What becomes the new ceiling for people inside could also be someone else's floor. This Populous idea caused perhaps most comments as the architects suggested additional event space may be created atop the stadium. Most probably it couldn't be used throughout the game due to safety regulations, but pre- or post-match events might surely work well.
More traditional means
There are also ideas that have proven efficient all over the world in various cases. One is the idea of fanzone that sees excitement building up around the stadium instead of just inside. However, it's usually seen as a way of spending time more festively, not really enhancing the atmosphere.
Then the entire external cladding of the stadium might be covered with LED lamps, allowing for the stadium to become an immense screen. Though it's been used already, here the scale would be perhaps most impressive.
Finally inside the stadium current Stretford End would be transformed into a giant single-tiered spion kop stand. According to the vision it might be able to seat even 20,000 people, which would make it the world's largest (Dortmund's Sudtribune has 25,000 capacity only with terracing, much lower when seated).
LED may sound familiar as a façade piece, but does it ring a bell when woven into the football field?! That's right, Populous suggests placing lamps within the grass to allow illuminations and animations being presented, mimicking those available on TV that show player line-ups, movement routes, etc.

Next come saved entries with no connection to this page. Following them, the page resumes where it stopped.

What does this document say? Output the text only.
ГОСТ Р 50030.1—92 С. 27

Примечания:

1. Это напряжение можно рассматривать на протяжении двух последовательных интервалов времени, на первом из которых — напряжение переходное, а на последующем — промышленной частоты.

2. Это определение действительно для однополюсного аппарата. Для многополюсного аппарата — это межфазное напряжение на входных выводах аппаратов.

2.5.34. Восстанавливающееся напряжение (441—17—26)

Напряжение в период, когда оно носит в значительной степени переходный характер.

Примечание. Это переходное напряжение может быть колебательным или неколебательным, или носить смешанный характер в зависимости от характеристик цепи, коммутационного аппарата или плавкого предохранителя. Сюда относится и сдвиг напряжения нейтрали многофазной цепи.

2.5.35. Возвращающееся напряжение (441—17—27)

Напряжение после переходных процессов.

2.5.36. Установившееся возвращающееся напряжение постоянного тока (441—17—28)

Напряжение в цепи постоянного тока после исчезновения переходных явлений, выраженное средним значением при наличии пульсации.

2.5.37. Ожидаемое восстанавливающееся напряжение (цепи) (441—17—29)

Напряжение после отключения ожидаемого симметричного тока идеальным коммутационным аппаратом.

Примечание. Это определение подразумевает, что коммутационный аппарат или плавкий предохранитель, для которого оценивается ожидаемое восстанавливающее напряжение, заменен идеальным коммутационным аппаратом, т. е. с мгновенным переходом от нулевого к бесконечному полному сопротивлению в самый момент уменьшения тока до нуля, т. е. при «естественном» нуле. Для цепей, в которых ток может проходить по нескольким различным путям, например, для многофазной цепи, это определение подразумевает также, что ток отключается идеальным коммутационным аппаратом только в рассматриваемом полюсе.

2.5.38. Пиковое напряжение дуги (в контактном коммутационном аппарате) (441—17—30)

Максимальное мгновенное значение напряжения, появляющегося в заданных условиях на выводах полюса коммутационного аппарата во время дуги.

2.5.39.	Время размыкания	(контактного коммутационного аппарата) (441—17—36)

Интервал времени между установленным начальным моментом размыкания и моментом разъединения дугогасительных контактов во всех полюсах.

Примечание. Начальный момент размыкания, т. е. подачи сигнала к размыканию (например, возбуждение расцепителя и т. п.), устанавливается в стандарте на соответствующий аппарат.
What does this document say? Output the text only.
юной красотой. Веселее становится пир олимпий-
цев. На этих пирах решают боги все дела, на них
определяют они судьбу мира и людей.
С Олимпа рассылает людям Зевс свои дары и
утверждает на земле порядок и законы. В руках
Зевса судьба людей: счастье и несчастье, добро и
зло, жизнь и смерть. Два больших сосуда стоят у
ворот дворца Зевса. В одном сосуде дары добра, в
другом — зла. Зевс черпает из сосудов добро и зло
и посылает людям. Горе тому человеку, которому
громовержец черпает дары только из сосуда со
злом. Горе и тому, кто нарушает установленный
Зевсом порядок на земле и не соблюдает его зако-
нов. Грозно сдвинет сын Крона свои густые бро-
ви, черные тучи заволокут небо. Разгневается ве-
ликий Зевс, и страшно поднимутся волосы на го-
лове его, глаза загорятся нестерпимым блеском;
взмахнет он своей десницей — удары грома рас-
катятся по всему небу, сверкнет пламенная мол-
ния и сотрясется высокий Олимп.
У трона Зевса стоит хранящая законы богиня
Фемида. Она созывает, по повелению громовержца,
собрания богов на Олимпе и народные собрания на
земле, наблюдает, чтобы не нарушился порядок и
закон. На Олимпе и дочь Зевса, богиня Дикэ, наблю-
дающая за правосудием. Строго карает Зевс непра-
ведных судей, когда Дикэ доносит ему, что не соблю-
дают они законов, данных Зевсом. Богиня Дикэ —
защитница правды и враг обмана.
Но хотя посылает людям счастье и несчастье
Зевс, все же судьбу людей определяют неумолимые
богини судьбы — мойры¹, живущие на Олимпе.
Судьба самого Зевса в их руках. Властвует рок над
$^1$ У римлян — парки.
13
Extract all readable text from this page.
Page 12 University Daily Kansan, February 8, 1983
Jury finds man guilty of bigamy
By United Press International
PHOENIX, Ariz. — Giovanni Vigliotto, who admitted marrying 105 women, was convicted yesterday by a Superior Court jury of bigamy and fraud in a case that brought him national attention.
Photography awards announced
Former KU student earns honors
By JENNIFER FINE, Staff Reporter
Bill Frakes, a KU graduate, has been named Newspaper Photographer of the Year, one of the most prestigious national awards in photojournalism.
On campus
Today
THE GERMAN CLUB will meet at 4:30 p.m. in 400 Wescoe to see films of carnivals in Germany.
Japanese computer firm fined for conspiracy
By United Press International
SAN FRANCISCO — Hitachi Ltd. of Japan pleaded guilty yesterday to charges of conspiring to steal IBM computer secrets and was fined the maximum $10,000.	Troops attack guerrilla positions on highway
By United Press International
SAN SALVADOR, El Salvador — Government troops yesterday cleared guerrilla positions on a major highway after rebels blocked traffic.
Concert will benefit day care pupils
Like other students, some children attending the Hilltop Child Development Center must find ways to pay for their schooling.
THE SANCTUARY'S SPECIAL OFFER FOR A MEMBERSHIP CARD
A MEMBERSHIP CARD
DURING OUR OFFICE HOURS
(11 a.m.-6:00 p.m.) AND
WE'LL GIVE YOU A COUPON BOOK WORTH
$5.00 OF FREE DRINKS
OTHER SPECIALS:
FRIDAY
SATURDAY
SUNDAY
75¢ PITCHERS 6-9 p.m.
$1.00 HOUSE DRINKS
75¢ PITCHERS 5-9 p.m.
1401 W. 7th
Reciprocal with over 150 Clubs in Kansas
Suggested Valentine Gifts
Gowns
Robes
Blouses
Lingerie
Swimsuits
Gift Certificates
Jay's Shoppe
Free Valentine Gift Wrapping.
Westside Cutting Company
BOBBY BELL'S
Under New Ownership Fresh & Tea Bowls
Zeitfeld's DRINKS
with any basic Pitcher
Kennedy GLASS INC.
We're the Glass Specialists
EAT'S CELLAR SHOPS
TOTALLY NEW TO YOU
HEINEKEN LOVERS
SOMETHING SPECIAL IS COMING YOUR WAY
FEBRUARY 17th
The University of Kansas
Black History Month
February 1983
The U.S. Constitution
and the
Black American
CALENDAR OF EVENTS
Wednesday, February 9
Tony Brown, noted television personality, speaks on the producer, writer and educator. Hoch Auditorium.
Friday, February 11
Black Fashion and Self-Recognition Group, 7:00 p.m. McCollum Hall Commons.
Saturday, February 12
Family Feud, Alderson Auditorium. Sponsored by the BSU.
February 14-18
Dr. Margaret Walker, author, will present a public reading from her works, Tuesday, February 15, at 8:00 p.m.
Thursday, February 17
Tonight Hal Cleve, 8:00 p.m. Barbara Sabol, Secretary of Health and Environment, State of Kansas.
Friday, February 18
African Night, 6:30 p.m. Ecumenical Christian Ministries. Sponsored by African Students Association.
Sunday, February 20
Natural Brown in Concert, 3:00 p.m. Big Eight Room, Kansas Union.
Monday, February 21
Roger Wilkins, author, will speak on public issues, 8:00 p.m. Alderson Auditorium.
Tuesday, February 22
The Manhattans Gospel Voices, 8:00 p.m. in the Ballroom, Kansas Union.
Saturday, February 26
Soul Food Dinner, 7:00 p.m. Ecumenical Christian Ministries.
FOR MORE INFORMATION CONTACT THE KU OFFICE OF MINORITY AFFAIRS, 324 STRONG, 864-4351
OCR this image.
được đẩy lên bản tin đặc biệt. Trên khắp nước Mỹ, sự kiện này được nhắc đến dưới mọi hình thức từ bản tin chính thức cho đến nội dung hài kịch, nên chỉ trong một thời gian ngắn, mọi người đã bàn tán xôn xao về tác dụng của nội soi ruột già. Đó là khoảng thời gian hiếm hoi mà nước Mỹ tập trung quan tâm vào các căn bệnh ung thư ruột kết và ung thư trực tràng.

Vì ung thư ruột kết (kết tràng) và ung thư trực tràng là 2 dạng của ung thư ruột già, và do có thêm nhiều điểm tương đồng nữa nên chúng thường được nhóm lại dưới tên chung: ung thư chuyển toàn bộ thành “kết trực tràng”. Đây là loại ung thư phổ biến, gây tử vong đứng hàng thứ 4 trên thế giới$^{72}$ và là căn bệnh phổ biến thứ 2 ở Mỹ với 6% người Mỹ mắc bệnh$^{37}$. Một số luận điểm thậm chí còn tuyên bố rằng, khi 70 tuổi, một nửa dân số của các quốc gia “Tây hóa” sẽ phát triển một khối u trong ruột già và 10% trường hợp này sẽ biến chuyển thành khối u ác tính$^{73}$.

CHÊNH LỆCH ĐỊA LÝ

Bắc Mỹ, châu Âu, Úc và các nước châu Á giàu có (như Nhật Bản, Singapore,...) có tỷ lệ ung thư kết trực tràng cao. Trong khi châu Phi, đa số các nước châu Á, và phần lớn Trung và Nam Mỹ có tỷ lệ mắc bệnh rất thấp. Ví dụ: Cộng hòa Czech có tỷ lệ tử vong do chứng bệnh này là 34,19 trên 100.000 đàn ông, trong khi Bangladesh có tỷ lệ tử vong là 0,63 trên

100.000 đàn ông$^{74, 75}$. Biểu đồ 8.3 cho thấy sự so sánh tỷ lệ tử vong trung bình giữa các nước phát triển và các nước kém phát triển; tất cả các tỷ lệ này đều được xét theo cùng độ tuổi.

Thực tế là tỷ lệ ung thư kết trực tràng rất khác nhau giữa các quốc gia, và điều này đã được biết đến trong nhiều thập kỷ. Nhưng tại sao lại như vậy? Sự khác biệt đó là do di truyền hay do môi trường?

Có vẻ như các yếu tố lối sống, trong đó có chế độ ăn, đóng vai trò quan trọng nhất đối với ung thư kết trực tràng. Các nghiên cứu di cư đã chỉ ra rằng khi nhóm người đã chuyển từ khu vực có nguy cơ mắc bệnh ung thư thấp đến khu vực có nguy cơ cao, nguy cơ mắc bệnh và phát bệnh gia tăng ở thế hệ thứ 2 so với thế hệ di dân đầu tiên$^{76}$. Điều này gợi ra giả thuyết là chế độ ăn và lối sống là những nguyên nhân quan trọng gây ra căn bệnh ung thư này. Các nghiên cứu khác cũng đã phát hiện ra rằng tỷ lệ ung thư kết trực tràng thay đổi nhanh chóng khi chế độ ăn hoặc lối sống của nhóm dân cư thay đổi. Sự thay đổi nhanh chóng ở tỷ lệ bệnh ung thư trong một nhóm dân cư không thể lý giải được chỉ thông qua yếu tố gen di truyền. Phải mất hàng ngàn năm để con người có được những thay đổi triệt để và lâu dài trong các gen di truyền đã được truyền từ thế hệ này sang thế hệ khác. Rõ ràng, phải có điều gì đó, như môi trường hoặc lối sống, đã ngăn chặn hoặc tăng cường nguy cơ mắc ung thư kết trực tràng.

Then there's the ultra-speed internet access. Populous fits its stadia with turbo Wi-Fi. "This is about using mobile devices to order a drink, and to get social interaction between those in the stadium and the remote audience", says Christpoher Lee, the Australian architect of Populous with some 30 stadiums in his portfolio.
There's even a suggestion of using crowd movement to produce energy through piezoelectrics (materials releasing energy when changing shape). "These piezoelectric rockers move less than half a millimetre. Each time someone steps on one, energy is captured." It is then used to heat seats.
StadiumDB.com comment: We appreciate that the experiment is entirely loose and though Christopher Lee assures “nothing we're talking about here is prohibitively expensive”, we're not sure if it's about atmosphere enhancement altogether. In fact it might serve to show that architects don't fully understand expectations of stadium audiences.
The very reason for sound engineering and singing section's trial at Old Trafford is fans claiming they want better (louder, more vocal and 'electric') atmosphere. And this seems why Populous suggests creating the sound cloud over fans. Why make fans not interested in singing, then? It's quite obvious that once you give everyone ultra-fast web access and social networking apps and on top of that allow them to order food to their seats, they won't be singing, will they? So why spend money on a sound cloud, when you're interested in making fans consume more, not create a solid atmosphere?
And then there are the two lapses that we can only pray were done by Wired when writing the ideas down, not by anyone at Populous. First, calling the new Stretford End by the name “The Kop” is the best way to make enemies among both Manchester and Liverpool fanbases, which has already been noticed by many fans online. And then there's the second thing: example of Populous-designed stadium with large LED façade, which according to the article was opened in Kazakhstan. Except that it wasn't. It was in Kazan (Russia), not Kazakhstan. The kind of post-Borat mistake that makes no-one look well (and it's been repeated by Daily Mirror and others).